Between you and me, I'm feeling cranky
Sep 28, 2013 - By Mark Shields
I write and speak for a living, so I bemoan the continuing collapse of grammar.
You accept that you are completely uncool when you don't tweet, when you still write paper checks to pay your bills, and when you continue to call them "tattoos" instead of "Tats," "body art" or "ink."
But recently I have been forced to bite my tongue not to loudly correct the epidemic of bad grammar which has infected our daily life. If one more person lowers his voice to confide that what he's about to tell me is "between you and I," I'm afraid I'll blow a gasket. It's between you and me.
As all of those lucky enough to be taught by Miss Galvin and Miss Conroy learned, sometimes painfully, a preposition -- which includes words such as to, from, of, into, and between -- is always followed by the objective form of the pronoun -- him, her, us, them and me, and never by he, she, we, they or I.
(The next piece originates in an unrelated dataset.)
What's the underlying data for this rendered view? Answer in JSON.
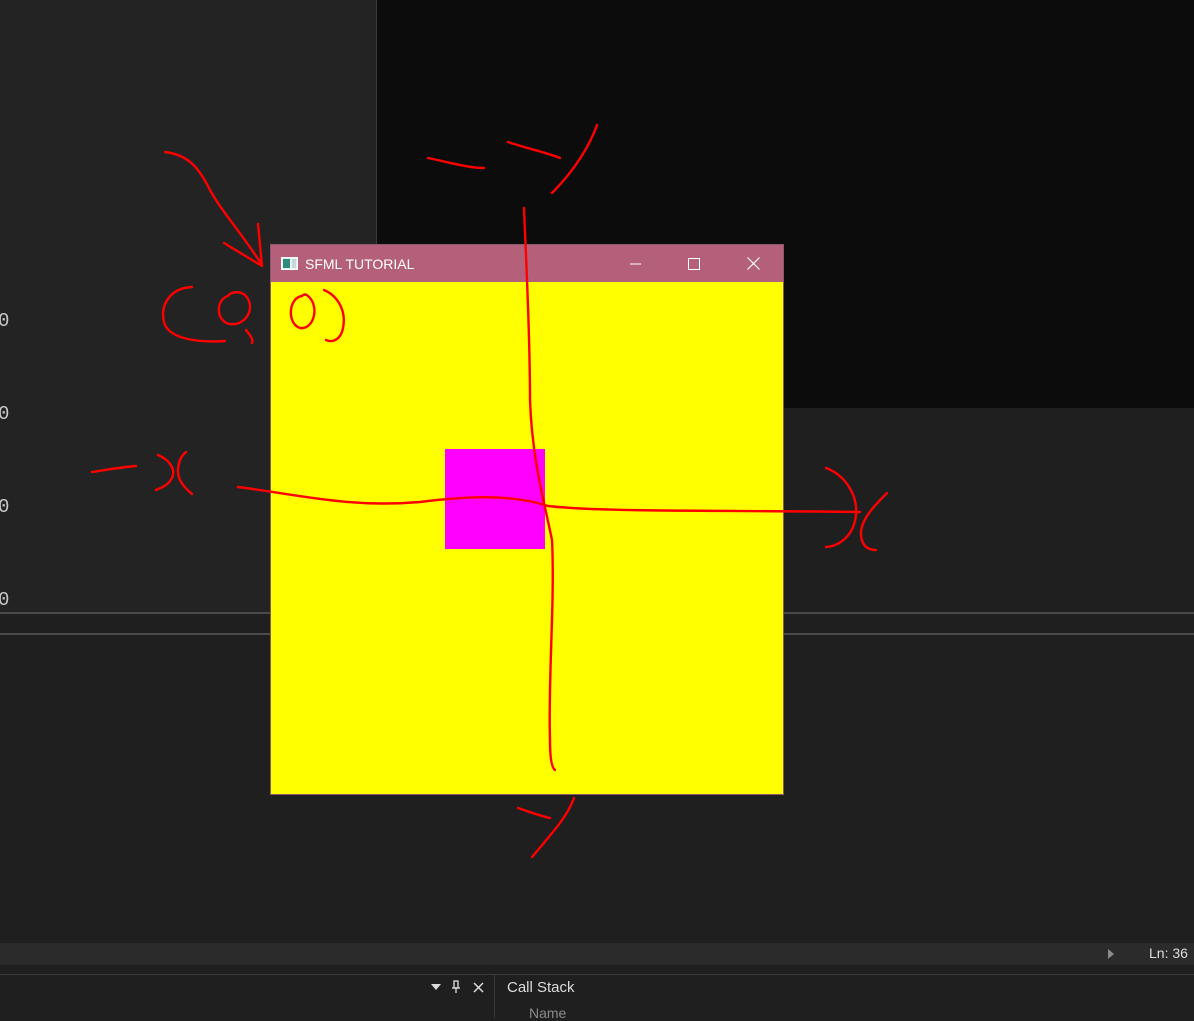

The collapse of grammar is, sadly, bipartisan. President George W Bush, an alumnus of both Yale and Harvard (yes, really), actually did say, "Families is where our nation finds hope and where wings take dream."
The subject of a sentence -- in this case, the plural "families" -- must be followed by a plural form of the verb.
So to be correct, the sentence should read "families are," and I am not sure how to translate the phrase, "where wings take dream".
But President Barack Obama, an Ivy League graduate of Columbia and Harvard Law School, is also a serial offender. He thanked the Danish people for the hospitality "shown to Michelle and I" -- wrong, "me" and states, "we've had conversations between Frank and I." No, "me."
I'll grant you that Obama is no match for "W" when it comes to spoken gaffes. Bush was pretty much in a league of his own there.
Broken syntax and bad grammar spoken by the president, whose words are carried into every home, make the already tough job of teaching correct English to our school children even more difficult.
A friend of mine wants to pin, I think unfairly, the whole downward spiral on an unlikely villain, Elton John, who wrote "Crocodile Rock " with the memorable lines: "I remember when rock was young; Me and Susie had so much fun." When was the last time we heard an allegedly educated individual announce "me and him" are going to the game or to the movies?
Probably, sadly, within the last 48 hours.
Too many TV people are ignorant of the difference between "less" and "fewer." But it's really pretty straightforward: "Less" is used with nouns that cannot be counted, or one that has no plural form, such as time, humidity or water. "Fewer" is used with countable plural nouns, such as hours, rivers, pencils or drinks.
No product, therefore, should ever be advertised for having "less calories," because calories can be counted. Fewer cars and drivers means less traffic.
I hope this is not a case of terminal crankiness on my part. But I write and talk for a living. In a national community as big, brawling and increasingly diverse as ours, the capacity to communicate clearly and openly with each other and among all of us is urgent.
Broken syntax and ungrammatical language can make the challenge of our understanding of one another even more onerous. In order to say what we mean, we first ought to agree on how to say it.
There is. It's called grammar.
Editor's note: Syndicated columnist Mark Shields is a former Marine who appears regularly on "Newshour" on PBS.